Despite the disastrous flop of Deliveroo, 2021 has been a strong year for IPOs. There were more than in 2019 and 2020 combined, according to KPMG. The main market enjoyed its highest total since 2017.
This time last year there were fears that a failure to tap the SPAC boom meant London was at risk of falling further behind New York. While London still has some work to do, this year’s performance is a convincing riposte to the argument that the LSE is losing relevancy and becoming a backwater.
Elsewhere, there’s some cause for optimism when it comes to Brexit. A survey from EY out today shows finance firms continue to revise down the impact of exiting the EU. CEOs now estimate that 7400 jobs will move to Europe as a result of Brexit, down from a forecast of 7600 this time last year.

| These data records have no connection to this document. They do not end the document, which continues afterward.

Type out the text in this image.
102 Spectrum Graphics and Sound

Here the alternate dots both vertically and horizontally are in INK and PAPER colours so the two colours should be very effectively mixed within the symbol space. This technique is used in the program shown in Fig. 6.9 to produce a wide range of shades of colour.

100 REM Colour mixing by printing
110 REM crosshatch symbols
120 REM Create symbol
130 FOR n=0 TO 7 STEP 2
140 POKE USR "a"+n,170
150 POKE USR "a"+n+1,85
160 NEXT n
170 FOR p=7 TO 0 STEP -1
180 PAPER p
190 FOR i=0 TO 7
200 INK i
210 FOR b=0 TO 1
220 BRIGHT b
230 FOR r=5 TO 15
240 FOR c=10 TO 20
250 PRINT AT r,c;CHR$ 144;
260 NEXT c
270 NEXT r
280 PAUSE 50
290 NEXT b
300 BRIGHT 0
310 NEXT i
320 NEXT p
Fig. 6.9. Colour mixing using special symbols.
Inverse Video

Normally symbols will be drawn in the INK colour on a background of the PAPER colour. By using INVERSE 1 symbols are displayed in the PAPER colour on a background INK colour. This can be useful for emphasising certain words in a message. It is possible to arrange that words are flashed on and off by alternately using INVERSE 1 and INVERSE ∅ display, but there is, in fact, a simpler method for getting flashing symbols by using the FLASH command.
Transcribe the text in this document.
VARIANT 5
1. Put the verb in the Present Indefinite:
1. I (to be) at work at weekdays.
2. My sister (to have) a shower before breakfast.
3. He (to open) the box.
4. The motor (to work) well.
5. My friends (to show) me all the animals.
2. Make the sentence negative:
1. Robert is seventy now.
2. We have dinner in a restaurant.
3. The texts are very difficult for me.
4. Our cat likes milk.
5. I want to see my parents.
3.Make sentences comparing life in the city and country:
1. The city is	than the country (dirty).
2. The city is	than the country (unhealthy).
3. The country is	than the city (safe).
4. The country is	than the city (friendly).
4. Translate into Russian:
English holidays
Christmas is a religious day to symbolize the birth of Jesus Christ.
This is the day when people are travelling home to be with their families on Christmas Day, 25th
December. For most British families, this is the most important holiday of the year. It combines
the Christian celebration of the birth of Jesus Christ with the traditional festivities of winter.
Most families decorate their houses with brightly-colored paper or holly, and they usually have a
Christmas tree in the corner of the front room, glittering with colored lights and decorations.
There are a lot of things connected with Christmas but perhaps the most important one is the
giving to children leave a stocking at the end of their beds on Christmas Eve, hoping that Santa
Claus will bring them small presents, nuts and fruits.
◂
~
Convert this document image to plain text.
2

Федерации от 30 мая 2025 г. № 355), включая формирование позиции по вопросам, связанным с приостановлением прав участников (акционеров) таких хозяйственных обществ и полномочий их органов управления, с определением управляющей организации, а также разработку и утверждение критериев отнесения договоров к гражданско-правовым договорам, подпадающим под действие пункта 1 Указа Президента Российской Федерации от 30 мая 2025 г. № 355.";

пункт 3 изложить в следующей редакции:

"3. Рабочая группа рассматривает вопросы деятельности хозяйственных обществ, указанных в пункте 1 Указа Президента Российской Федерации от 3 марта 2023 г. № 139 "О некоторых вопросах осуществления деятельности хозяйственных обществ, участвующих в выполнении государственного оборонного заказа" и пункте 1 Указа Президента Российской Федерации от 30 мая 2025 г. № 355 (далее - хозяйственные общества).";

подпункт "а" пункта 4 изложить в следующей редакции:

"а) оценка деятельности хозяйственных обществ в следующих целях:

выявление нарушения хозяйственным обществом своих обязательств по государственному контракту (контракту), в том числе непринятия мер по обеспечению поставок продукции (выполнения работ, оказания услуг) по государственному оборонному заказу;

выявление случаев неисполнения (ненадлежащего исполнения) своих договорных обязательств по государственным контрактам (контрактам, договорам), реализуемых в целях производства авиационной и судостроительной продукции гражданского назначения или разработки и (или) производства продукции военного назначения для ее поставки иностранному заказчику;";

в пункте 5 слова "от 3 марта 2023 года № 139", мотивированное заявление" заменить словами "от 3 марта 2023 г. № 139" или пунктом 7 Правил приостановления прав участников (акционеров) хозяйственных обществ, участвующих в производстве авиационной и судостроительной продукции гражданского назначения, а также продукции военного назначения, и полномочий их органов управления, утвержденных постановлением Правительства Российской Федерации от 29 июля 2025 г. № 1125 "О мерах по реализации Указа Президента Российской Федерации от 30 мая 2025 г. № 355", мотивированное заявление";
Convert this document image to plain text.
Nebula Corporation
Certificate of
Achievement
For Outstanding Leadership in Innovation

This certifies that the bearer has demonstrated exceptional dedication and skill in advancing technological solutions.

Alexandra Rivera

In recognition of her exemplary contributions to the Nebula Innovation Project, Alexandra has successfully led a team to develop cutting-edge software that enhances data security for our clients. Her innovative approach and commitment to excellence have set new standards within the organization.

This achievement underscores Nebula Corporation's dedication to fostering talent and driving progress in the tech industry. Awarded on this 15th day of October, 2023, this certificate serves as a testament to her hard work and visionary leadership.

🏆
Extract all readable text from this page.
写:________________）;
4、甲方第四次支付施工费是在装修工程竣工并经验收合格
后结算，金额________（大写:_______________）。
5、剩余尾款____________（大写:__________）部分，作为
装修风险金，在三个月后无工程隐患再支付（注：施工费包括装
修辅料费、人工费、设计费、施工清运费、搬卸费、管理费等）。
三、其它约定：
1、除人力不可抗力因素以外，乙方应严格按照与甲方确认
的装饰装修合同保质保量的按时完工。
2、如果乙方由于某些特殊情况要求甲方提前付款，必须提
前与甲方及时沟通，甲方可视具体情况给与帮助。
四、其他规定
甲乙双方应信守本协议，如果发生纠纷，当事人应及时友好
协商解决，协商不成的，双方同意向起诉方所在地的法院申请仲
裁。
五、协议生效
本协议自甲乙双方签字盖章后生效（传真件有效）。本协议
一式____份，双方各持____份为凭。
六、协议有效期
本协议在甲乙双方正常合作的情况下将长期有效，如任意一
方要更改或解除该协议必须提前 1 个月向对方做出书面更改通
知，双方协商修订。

Of course, that’s still a big number. But it’s far less than the 200,000 forecast at one point (though that looked far-fetched even at the time). And 7400 is a relatively small fraction of City jobs — less than half a JPMorgan.
Small nuggets of hope like these might seem marginal in the face of Omicron running rampant and the prospect of fresh restrictions both here and around the world. Certainly, the path of the pandemic is set to be the only story that matters in the weeks ahead.
But the point is there is some underlying momentum. That is important as we learn to live with Covid.
The economy needs to adapt. Central banks are already learning to live with Covid by putting up rates. Businesses need to keep growing even as more waves crash over us. IPO and jobs data suggest that is happening.
It might be small beer, but it’s at least something to remember in the weeks ahead.